Less “click-bait” content in search results.
Marketers have started to produce “shock value” content in hopes of getting better click-through rates through content discovery networks like Taboola and Outbrain.
These slideshow-style articles often force users to click multiple times on a page to view all of the content and are built to maximize the number of ads a user sees. In general, these types of articles do not keep the user’s intent as the first priority, which leads me to my next prediction…
User intent becomes king.
Content quality is very important, and making sure you’re keeping your users’ intent is in mind will help your content show up in search for the right queries.
This sounds tricky, but let me show you what I mean:
Pretend you run a fashion blog that targets men. The search query “tie and shirt combinations” is valuable to your blog and you desperately want to rank No. 1 for it. Your page on tie and shirt combinations is very detailed; you give a brief background on the history of ties, you list all the types of shirts designed for ties, and you provide several suggestions of shirt-tie combinations toward the end of the page. Your competitor has a much shorter post but is ranking No. 1 for that query. Why? Their content addresses the user’s question right off the bat by just showing shirt and tie combinations. The user’s intent was to get ideas on what to wear — it was not to learn about ties and shirts.
Podcasts will become a popular avenue for brands to build thought leadership. (Not a marketing trend prediction but I believe this search trend will continue.)
It may sound odd, but hear me out…
- In 2015, we saw an uptick in the number of Americans searching for the term “podcasts.”
- Car manufacturers continuously make it easier to sync smartphones into on-board entertain
- Top podcasts on iTunes (photo from cnet.com)
- ment systems.
- Streaming data is cheaper and easier than ever before so consumers don’t mind streaming audio podcast content.

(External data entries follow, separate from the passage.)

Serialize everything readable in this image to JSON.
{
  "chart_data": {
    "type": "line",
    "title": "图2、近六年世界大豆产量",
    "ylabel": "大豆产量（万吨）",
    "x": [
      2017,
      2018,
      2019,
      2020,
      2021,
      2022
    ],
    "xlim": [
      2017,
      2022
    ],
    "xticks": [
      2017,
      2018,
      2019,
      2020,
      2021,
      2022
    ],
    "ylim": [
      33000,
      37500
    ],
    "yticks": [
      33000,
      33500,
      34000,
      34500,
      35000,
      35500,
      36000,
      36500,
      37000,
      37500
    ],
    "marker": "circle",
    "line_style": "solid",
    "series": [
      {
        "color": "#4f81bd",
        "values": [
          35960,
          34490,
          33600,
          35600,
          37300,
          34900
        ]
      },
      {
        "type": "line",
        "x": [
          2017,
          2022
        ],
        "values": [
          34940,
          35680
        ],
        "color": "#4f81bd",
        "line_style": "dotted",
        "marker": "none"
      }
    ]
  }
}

- The barriers to entry for making a quality podcast are lowering significantly. The main thing stopping brands from creating podcasts is lack of creativity and time. With about 46 million Americans listening to podcasts, it’s time that brands took a closer look at this form of content. If brands are able to create unbiased, educational podcasts, they will be able to capture audiences for long periods of time and build consumer confidence. Not all brands will be able to do this properly and I’m sure we’ll see many failures, but the types of brands that have the biggest potential to capitalize are:
- Media — topics might include: recaps on top events, stories, interviews
- Venture capital — topics might include: best practices in business
- Sports apparel or sports supplement companies — topics might include: interviews with sponsored athletes
- Health food companies — topics might include: healthy living, cooking, equipment
Overall, I believe that we’ll see a shift toward creating content that addresses user’s intent — not just their specific search terms. Good quality content that addresses the user’s intended question directly, clearly and quickly will perform better than content that provides an answer buried in context and extra material not directly related to the search intent. In 2015, mobile search overtook desktop search for the first time ever — additional emphasis will be put on mobile content, which includes mobile-optimized UX and local, in-the-moment information. Check back in with me in 365 days and we’ll see how I did this year.